Protein, increasing bone mineral density, saturated fat and more reflections | Drew Harrisberg
Episode
136 min
Read time
2 min
AI-Generated Summary
Key Takeaways
- ✓Bone density and exercise: The LIFTMOR trial showed postmenopausal women aged 58 plus increased bone mineral density zero to 2.9 percent on average through high-intensity resistance training, with some individuals gaining up to twelve percent at specific sites like the femoral neck, contradicting claims that exercise cannot increase bone mass after age sixty-five.
- ✓Plant protein requirements: Controlled studies show elderly subjects consuming 1.2 grams protein per kilogram bodyweight achieve equivalent muscle protein synthesis on vegan versus omnivorous diets. However, free-living studies reveal vegans struggle to reach this threshold, often consuming only 0.8 to 0.9 grams per kilogram, requiring intentional meal planning and protein supplementation.
- ✓Saturated fat and insulin resistance: While saturated fat independently increases ectopic fat accumulation more than polyunsaturated fat, total calorie surplus remains the primary driver of liver and pancreatic fat in type two diabetes. The magnitude of effect from excess calories substantially outweighs the impact of fat type, making weight management the critical intervention priority.
- ✓Resistance training benefits beyond bone: Five by five protocols at eighty-five percent one rep max improve functional outcomes including sit-to-stand performance, reaction time, vertical jump, and balance coordination. These adaptations reduce fall risk independent of bone mineral density changes, addressing the actual outcome elderly populations care about: avoiding fractures through preventing falls.

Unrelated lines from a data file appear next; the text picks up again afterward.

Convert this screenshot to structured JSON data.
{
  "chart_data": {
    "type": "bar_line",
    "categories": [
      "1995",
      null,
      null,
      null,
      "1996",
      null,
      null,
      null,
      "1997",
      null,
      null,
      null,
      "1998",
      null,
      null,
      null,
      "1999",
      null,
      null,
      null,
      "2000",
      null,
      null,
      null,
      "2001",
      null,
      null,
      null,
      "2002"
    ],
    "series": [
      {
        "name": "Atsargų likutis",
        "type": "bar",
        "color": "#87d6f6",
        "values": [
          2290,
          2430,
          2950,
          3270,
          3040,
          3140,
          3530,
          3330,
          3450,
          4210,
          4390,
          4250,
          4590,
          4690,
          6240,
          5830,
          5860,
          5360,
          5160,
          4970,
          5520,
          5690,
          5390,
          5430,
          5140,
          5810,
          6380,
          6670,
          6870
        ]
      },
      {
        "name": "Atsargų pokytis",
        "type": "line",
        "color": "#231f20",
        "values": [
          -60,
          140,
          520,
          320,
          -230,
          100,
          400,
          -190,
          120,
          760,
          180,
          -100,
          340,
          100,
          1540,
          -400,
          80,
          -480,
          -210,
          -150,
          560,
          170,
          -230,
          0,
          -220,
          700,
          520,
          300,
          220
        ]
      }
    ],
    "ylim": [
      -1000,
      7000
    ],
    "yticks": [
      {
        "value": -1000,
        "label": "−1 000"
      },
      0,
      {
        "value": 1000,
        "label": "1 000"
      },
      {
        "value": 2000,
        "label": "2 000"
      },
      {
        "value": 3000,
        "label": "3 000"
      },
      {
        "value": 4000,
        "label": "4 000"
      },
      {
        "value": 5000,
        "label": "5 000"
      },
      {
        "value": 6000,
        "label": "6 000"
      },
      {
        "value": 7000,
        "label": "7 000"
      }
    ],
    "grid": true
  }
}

- ✓Ultra-processed food nuance: Not all ultra-processed foods carry equal health risks. Protein-fortified plant milks and high-quality protein powders classified as ultra-processed can strategically support adequate protein intake for older adults with reduced appetite, particularly when whole food consumption alone falls short of 1.2 grams per kilogram targets necessary for muscle preservation.
What It Covers
Drew Harrisberg and Simon Hill reflect on evolving views about protein intake, bone mineral density, saturated fat, and insulin resistance. They examine how controlled studies differ from real-world outcomes and discuss practical strategies for aging populations on plant-based diets.
Key Questions Answered
- •Bone density and exercise: The LIFTMOR trial showed postmenopausal women aged 58 plus increased bone mineral density zero to 2.9 percent on average through high-intensity resistance training, with some individuals gaining up to twelve percent at specific sites like the femoral neck, contradicting claims that exercise cannot increase bone mass after age sixty-five.
- •Plant protein requirements: Controlled studies show elderly subjects consuming 1.2 grams protein per kilogram bodyweight achieve equivalent muscle protein synthesis on vegan versus omnivorous diets. However, free-living studies reveal vegans struggle to reach this threshold, often consuming only 0.8 to 0.9 grams per kilogram, requiring intentional meal planning and protein supplementation.
- •Saturated fat and insulin resistance: While saturated fat independently increases ectopic fat accumulation more than polyunsaturated fat, total calorie surplus remains the primary driver of liver and pancreatic fat in type two diabetes. The magnitude of effect from excess calories substantially outweighs the impact of fat type, making weight management the critical intervention priority.
- •Resistance training benefits beyond bone: Five by five protocols at eighty-five percent one rep max improve functional outcomes including sit-to-stand performance, reaction time, vertical jump, and balance coordination. These adaptations reduce fall risk independent of bone mineral density changes, addressing the actual outcome elderly populations care about: avoiding fractures through preventing falls.
- •Ultra-processed food nuance: Not all ultra-processed foods carry equal health risks. Protein-fortified plant milks and high-quality protein powders classified as ultra-processed can strategically support adequate protein intake for older adults with reduced appetite, particularly when whole food consumption alone falls short of 1.2 grams per kilogram targets necessary for muscle preservation.
Notable Moment
Van Loon's unpublished research reveals that when elderly subjects shop and prepare their own meals rather than receiving controlled feeding, those following plant-based diets consume fewer total calories, lose weight, and fail to meet protein targets compared to omnivorous eaters, highlighting the critical gap between what controlled studies show is possible versus probable real-world outcomes.